Well, perhaps Officer Sometimes Friendly. It all depends.

Apparently, it’s ok to “speed”… when Officer Brucks decides your excuse meets with his personally acceptable criteria. And here we thought safety was the criteria! Apparently, it is safe to “speed” … when a family member has just been sent to the hospital. This is good to know. Braking distances, tire adhesion, sight lines, driver skill… all the stuff Brucks and his kind love to trot out… ah, who cares? All that really matters is the inclination of Officer Brooks toward your personal story.

This guy bragged to Yahoo about having written no less than 40,000 tickets during his 22 year “career.” Work that out. At $150 per ticket (probably lowball given many traffic tickets routinely cost $200 or more once “court costs” and the various multiple additional “fees” and “surcharges” are tacked on) that comes to six million, six-hundred-thousand dollars’ worth of “revenue” extracted at gunpoint from the unfortunate citizens of El Paso, Texas – where he “served.” That’s just one cop. Extrapolate this to a department of costumed, badged enforcers – then a nation of them.

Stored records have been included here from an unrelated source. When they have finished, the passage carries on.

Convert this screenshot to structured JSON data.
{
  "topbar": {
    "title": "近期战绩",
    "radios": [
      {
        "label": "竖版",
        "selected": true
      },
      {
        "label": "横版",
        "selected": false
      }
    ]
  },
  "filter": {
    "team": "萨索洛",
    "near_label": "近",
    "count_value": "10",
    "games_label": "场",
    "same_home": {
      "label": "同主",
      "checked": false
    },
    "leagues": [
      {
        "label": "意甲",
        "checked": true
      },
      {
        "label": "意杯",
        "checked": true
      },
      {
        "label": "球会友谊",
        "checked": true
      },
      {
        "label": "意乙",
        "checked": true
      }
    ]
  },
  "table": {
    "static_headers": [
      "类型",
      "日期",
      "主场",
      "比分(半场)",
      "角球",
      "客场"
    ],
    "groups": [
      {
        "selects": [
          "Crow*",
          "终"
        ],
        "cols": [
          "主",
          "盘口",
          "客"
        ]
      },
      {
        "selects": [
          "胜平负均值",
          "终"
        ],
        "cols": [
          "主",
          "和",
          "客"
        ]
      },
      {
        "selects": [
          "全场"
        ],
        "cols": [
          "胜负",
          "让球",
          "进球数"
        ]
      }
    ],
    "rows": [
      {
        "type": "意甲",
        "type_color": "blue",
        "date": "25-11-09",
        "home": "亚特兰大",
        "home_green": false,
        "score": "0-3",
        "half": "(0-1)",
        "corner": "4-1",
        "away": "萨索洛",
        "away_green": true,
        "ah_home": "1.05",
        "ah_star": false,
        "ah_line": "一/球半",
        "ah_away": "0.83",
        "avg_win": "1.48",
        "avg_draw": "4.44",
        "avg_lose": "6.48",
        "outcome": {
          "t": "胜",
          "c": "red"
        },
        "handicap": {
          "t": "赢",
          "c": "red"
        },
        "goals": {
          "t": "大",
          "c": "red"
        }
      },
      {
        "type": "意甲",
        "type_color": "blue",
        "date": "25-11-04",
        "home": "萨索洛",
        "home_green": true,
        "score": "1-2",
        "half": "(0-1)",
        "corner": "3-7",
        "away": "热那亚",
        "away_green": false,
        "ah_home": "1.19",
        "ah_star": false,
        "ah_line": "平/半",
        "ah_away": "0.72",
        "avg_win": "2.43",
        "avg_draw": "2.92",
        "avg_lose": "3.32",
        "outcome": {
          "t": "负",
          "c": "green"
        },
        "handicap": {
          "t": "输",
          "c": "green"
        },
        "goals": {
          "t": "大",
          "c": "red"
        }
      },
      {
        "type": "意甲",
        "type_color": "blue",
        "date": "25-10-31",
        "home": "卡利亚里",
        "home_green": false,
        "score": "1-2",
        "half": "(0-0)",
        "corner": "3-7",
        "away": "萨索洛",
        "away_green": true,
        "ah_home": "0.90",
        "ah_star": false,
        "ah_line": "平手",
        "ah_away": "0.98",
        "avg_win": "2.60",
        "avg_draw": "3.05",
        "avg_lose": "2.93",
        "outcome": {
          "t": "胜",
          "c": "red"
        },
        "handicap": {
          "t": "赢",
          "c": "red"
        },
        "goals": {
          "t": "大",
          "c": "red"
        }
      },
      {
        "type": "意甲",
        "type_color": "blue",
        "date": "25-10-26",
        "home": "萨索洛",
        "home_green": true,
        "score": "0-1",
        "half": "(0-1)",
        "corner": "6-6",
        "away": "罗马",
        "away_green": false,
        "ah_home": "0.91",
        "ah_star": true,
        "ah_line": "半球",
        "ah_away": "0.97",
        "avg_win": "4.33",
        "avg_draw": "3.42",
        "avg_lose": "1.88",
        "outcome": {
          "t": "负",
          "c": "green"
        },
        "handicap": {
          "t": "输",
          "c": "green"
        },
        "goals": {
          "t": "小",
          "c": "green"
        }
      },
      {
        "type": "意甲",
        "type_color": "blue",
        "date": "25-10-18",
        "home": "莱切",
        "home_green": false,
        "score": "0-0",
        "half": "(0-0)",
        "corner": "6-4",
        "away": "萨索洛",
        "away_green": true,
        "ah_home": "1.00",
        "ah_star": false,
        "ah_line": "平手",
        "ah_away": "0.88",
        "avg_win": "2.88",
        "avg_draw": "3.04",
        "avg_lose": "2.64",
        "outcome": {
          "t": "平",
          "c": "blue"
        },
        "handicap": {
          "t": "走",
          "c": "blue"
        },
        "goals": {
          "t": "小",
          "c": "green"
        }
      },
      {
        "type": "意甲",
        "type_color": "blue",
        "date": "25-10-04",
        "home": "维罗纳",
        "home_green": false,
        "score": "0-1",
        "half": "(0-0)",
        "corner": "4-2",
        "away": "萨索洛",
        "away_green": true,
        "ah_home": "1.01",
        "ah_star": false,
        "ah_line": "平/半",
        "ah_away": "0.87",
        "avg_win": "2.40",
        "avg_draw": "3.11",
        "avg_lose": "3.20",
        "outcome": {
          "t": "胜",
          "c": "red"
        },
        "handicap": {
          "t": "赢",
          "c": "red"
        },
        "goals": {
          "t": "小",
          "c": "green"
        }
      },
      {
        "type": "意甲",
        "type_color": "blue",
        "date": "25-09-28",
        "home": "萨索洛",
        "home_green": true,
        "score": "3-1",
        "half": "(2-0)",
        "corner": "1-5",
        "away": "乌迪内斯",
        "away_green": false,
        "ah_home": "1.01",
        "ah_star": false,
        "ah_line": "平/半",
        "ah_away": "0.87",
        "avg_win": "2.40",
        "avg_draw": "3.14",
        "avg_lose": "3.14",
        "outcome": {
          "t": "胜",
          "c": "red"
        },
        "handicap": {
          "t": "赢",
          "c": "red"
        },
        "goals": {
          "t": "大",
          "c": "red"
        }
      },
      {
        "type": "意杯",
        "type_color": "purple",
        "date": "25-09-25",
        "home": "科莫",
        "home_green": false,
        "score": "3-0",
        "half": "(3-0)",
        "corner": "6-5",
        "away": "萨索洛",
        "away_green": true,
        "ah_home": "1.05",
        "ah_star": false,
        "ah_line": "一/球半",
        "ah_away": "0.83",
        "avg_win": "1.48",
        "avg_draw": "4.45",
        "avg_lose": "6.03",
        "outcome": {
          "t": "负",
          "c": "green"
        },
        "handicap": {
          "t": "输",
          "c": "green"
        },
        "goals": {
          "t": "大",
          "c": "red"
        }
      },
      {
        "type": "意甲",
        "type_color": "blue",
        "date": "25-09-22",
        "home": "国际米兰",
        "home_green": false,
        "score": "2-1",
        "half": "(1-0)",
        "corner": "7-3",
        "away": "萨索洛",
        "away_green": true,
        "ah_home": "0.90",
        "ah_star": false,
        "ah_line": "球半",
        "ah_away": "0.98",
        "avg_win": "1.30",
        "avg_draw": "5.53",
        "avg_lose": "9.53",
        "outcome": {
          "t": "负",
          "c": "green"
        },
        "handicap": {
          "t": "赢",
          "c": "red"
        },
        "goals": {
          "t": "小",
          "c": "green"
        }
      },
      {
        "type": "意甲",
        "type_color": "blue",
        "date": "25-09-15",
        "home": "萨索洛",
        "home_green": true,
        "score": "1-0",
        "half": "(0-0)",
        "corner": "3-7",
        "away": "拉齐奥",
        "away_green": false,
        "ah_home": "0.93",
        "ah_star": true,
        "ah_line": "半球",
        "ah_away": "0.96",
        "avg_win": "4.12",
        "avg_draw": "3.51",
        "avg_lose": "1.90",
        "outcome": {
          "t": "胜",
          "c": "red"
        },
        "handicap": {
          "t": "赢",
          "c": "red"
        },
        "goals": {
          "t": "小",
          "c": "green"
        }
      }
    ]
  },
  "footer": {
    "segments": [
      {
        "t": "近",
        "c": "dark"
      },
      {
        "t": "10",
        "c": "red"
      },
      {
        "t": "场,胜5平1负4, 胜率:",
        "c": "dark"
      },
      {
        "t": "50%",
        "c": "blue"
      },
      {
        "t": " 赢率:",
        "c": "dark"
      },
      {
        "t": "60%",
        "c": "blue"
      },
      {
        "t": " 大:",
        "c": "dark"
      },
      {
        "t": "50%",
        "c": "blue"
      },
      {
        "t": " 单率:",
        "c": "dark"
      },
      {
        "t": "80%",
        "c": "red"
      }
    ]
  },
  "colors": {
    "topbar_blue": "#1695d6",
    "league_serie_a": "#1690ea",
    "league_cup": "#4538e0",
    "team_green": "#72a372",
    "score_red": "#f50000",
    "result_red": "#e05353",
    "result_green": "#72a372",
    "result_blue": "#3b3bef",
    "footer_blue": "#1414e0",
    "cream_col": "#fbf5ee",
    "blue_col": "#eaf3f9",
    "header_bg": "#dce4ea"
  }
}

Handing out pieces of payin’ paper they admit – though without realizing it - are trumped-up, bogus… based on little more than whatever a given cop happens to be in the mood for that day.

The day you happen to have the misfortune to be driving in his vicinity at a speed you believe to be perfectly reasonable.

But which he has summarily decided, isn’t.

Twisted Titan
1st February 2013, 01:17 PM
Cops?
Think?


Oh I get it!
Awwww man that is too funny!
I cant wait to tell my buddies at work this new joke!
My side is splitting cause i cant stop laughing!
Best new joke i heard all year!

A cop that thinks.....oh man next you will be telling me Politicians actually serve the people they get elected by.